Millions of Americans suffer from arthritis in the hip. If you’ve exhausted non-surgical treatment options there is a new surgical advance called Mako Robotic Arm Assisted Surgery. Southern Bone & Joint Specialists is one of a few hip replacement centers in Mississippi and the Midwest to provide the use of robotic surgery for knee and hip replacement.
According to clinical studies, the use of Mako Robotic Surgery provided the following benefits:
Before surgery, the hip replacement surgeon takes a CT scan of the hip joint to create a 3-dimensional model of the hip joint. This 3D model helps visualize aspects of the patient's specific hip joint that is not readily visible on a 2-dimensional x-ray.

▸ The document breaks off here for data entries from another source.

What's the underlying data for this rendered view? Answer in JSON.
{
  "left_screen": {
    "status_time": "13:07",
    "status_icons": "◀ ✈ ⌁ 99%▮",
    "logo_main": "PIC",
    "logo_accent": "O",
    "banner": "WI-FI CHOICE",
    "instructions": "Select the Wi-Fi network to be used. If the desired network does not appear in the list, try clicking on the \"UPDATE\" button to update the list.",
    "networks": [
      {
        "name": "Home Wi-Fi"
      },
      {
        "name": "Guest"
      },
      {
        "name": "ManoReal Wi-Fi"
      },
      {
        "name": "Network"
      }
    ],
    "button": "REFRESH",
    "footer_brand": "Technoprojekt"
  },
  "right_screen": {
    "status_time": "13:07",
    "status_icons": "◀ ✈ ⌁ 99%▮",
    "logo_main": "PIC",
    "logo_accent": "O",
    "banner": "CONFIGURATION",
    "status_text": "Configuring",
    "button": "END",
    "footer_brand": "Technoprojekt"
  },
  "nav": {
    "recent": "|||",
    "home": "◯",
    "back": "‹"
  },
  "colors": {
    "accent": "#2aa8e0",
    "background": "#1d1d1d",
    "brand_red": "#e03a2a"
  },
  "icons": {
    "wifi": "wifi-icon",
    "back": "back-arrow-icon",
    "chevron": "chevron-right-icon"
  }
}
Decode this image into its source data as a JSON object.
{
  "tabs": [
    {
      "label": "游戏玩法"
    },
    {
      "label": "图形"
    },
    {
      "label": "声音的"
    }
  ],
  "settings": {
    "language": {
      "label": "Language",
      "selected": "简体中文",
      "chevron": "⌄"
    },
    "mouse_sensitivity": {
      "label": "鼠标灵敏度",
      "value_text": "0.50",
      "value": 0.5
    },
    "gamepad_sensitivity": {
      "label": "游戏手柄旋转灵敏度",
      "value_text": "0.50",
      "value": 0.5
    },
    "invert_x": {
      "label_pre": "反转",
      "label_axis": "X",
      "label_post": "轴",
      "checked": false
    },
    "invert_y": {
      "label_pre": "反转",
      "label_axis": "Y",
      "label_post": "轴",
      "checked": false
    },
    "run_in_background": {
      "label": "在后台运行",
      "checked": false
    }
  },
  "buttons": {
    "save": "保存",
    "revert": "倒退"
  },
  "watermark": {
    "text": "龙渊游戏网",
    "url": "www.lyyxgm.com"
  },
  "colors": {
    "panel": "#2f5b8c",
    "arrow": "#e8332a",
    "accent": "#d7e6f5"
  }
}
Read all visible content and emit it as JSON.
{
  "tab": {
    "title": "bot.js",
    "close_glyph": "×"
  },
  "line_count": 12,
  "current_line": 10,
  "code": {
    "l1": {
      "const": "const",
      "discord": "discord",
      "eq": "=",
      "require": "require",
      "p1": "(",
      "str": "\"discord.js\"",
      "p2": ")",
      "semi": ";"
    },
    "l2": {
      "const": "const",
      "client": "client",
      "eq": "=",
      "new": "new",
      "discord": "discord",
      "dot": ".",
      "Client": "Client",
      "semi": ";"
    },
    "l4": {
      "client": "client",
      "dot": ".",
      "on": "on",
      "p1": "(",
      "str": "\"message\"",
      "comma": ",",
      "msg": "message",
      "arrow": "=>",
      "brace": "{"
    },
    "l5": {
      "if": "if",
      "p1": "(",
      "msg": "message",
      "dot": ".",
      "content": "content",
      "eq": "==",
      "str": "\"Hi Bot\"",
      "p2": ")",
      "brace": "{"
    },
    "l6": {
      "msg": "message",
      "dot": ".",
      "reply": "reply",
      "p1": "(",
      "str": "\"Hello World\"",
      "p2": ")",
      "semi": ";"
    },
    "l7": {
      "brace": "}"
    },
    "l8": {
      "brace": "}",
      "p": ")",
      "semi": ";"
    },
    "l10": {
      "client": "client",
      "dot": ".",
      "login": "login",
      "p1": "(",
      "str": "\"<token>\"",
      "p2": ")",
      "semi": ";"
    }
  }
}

Using this computer model, the doctor is then better able to determine the optimal size, placement and position of your artificial hip or knee joint. This enhances and improves the likelihood for an optimal hip or knee replacement surgery. In addition, the computer model can enable the surgeon who is trained in Mako Robotic Surgery to preserve more of the healthy bone in your hip.
One national study included 1,516 hip replacement patients, of which 994 underwent traditional hip replacement, while 522 had robotic-assisted hip replacement. The conclusion of the study was that "robotic-assisted Total Hip Arthroplasty has certain advantages over conventional THA, including the results of component positioning and rates of intraoperative complications."